Step 3: Remove the generator

Once migrations are set up, delete the Database.tt and EF.Reverse.POCO.v3.ttinclude files. Inform your DBAs that the schema is now managed via code-first migrations.


EF 6 — Converting to Migrations

Step 1: Reverse-engineer your database

Set Settings.GenerateSeparateFiles = true in Database.tt and save.

Step 2: Enable migrations

Enable-Migrations

Step 3: Create an empty initial migration

Add-Migration Init -IgnoreChanges

This creates an empty initial migration that assumes the current database schema is already in sync with the generated model.

Step 4: Remove the generator

Delete the Database.tt and .ttinclude files. Schema changes are now managed via migrations.

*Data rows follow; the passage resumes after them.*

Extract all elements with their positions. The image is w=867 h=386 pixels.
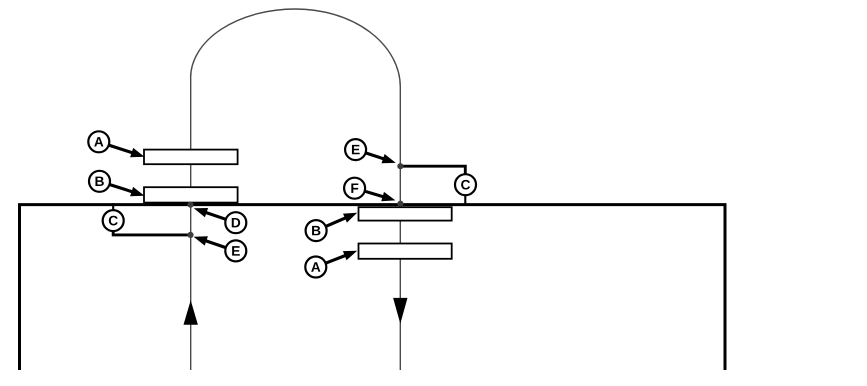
left gray vertical wire (hot leg) [190,78,192,370]
callout A-left arrow [109,145,145,157]
callout circle F-right [344,178,365,199]
left C stub from box top [112,203,114,210]
callout D-left arrow [194,208,226,219]
node at right wire / box top junction [397,201,403,207]
callout B-left arrow [110,185,145,197]
right gray vertical wire (return leg) [399,87,401,370]
right rectangle A (lower block) [359,244,452,259]
callout circle E-right [345,139,366,160]
callout circle C-right [455,174,476,195]
left rectangle B (lower block) [144,187,238,202]
callout B-right arrow [326,213,358,227]
left C lower link wire to node [113,230,190,235]
callout circle B-left [89,171,110,192]
right rectangle B (upper block) [359,207,452,220]
node at right wire / C link junction [397,163,403,169]
node at left wire / box top junction [187,202,193,208]
right C stub to box top [464,195,466,204]
arch loop at top [191,9,401,87]
enclosure box (top and sides, open bottom) [20,205,726,370]
downward flow arrowhead on right wire [393,298,407,324]
callout circle E-left [225,240,246,261]
node at left wire / C link junction [187,232,193,238]
left rectangle A (upper block) [144,150,238,165]
callout F-right arrow [365,191,396,201]
right C link wire from node [400,166,465,174]
callout E-left arrow [194,236,226,247]
upward flow arrowhead on left wire [184,300,198,325]
callout circle B-right [306,220,327,241]
callout circle D-left [225,212,246,233]
callout circle A-right [305,257,326,278]
callout circle C-left [103,210,124,231]
callout circle A-left [88,131,109,152]
callout E-right arrow [366,153,396,163]
callout A-right arrow [326,251,358,263]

DBAs Keep Control of the Database

If your DBAs manage the database schema (rather than developers), this is the recommended workflow:

  1. DBAs apply schema changes to the production database via SQL scripts or patches.
  2. Developers apply the same patches to their local development databases.
  3. After patching, developers re-save Database.tt to regenerate the entity model.
  4. Generated changes are committed and pushed.

This approach keeps the generated code in source control and synchronized with the production schema.


Important Notes

  • Do not run the generator on a CI/CD build server. If the build server database differs from the development database, the generated code will differ — causing hard-to-diagnose bugs. Generate once during development and commit the results to source control.
  • Generated code is static — it does not change unless you explicitly re-run the generator.
  • See Could this project be run by a script/build process? for more details on automation.